Pepper, fresh ground. To taste. I like pepper, so a big hearty couple teaspoons, sometimes I use more.
A half a can of diced tomatoes, more or less, partly drained. Freeze the other half of the can for the next batch of beans.
1 32 ounce box of chicken stock
1/2-3/4 cup of white wine, or vermouth
1/2 lemon, juiced
Salt, again, to taste. See below for comments on salt.
Water. You want enough to cover the beans by at least 2-3 inches, but don't overfill the pot. The pot should not be more than 2/3 full.
You could use all stock, or all water. I tend to use a mix of both, since canned and boxed chicken stock is pretty salty.
Sauté the onion, celery, and pepper in some oil. Add the other ingredients, bring to a simmer. Change your settings to the pressure setting, and put your lid on etc based on your cooker's instructions.
Bring up to pressure, cook for 20-25 minutes. This will vary depending on the bean varieties you pick. The Purcell Paris Bistro blend took 23 minutes at pressure to all get soft. If you're not sure, go a few minutes low and do a quick release to check. I hate mushy beans, especially if they are going into the freezer.
Quick release, taste, add more time if you need to.

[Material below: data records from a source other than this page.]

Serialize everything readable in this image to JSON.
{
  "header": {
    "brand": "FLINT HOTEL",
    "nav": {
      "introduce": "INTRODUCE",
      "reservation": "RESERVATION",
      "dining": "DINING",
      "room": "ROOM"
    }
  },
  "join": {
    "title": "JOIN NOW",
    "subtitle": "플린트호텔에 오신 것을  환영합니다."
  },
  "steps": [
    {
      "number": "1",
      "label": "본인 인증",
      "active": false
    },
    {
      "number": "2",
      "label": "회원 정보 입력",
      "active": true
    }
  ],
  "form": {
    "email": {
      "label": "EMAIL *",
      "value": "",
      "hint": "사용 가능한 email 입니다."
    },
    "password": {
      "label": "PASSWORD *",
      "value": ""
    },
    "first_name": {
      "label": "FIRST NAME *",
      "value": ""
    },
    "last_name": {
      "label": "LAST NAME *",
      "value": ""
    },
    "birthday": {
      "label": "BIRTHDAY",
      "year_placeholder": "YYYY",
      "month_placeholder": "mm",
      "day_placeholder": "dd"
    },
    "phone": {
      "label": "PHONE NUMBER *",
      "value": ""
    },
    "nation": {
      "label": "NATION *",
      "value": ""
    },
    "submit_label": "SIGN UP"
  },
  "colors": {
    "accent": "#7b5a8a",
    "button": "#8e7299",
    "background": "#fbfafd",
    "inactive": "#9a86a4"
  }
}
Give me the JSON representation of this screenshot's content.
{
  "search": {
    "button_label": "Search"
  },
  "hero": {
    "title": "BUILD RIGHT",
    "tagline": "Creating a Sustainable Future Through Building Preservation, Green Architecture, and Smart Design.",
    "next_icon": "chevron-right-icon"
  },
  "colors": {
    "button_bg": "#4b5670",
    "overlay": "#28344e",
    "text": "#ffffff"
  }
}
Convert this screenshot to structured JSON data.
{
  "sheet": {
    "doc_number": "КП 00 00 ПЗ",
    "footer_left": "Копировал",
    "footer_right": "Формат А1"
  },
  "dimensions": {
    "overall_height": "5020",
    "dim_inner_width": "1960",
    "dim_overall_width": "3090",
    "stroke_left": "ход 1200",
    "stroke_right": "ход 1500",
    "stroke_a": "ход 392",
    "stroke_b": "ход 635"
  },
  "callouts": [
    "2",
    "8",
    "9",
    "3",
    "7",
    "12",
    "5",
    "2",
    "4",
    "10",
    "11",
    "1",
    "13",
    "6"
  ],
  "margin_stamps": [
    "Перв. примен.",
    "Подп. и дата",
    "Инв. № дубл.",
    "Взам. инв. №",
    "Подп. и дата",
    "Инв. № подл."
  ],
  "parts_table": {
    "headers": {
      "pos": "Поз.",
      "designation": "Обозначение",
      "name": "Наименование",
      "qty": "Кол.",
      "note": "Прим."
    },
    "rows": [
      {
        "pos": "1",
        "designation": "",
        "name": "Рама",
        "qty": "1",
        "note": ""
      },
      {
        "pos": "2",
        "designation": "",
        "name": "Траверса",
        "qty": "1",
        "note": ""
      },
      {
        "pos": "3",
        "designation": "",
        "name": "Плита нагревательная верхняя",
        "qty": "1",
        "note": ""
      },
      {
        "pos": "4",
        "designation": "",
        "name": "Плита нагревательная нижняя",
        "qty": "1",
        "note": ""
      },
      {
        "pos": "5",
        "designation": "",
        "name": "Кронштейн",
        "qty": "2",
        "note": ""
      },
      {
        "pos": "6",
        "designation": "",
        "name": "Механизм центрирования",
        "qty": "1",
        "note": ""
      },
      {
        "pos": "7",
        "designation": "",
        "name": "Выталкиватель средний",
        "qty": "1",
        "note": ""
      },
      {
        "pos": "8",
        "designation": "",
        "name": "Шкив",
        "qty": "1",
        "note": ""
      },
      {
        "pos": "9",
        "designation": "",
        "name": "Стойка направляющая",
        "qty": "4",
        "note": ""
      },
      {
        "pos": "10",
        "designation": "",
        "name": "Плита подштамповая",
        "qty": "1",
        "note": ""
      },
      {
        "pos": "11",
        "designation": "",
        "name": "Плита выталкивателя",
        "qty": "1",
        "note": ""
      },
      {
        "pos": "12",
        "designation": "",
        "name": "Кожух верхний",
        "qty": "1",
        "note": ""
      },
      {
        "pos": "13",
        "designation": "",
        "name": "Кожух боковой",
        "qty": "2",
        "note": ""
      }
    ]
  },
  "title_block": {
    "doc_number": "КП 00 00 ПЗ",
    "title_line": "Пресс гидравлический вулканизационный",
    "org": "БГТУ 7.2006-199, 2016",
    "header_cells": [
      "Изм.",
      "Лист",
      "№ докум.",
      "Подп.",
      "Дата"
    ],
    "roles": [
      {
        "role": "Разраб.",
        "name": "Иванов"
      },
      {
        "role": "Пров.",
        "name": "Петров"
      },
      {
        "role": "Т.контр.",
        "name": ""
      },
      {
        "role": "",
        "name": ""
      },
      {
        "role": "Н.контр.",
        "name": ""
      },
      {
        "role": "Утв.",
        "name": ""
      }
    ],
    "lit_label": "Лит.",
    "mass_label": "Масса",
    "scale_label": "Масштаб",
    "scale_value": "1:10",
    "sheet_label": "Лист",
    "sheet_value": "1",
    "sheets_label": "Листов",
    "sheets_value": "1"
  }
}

I'm not going to get into whether you should salt beans before you start cooking, at the end, or somewhere in between. When I cook them on the stove top, I tend to add the salt about 3/4 of the way through the cooking time. It's more fidgety to do that with a pressure cooker. I'm not 100% convinced that adding salt at the beginning is a bad thing, especially if your beans aren't from five years ago. And it changes the flavor when you add it just at the end, like a lot of seasoning. Since this was the first time I did this mix in the IP, I started at 18 minutes, it wasn't quite done, so added the salt and did another 5 minutes. The canned tomatoes and chicken stock add some salt, so take that into account.
I didn't soak these beans, since most of these were pretty small so I didn't bother. If you are using bean varieties that are larger, I'd probably soak.
And there you have it. Bean soup! I'll portion this out into serving size containers, and freeze for my lunches****.
Four for the freezer, and a larger one for me to eat this week!
***Other veggies work too, and you could do potatoes, or add some rice or pasta at the end. If you are using softer veggies, I'd cook the beans, release, add the stuff that doesn't take much cooking, then cook on the sauté setting until those were done. Since I'm freezing this for lunch food, I don't usually add stuff that turns to mush in the freezer.
****Of course, there won't be wine with my work lunches. Drat.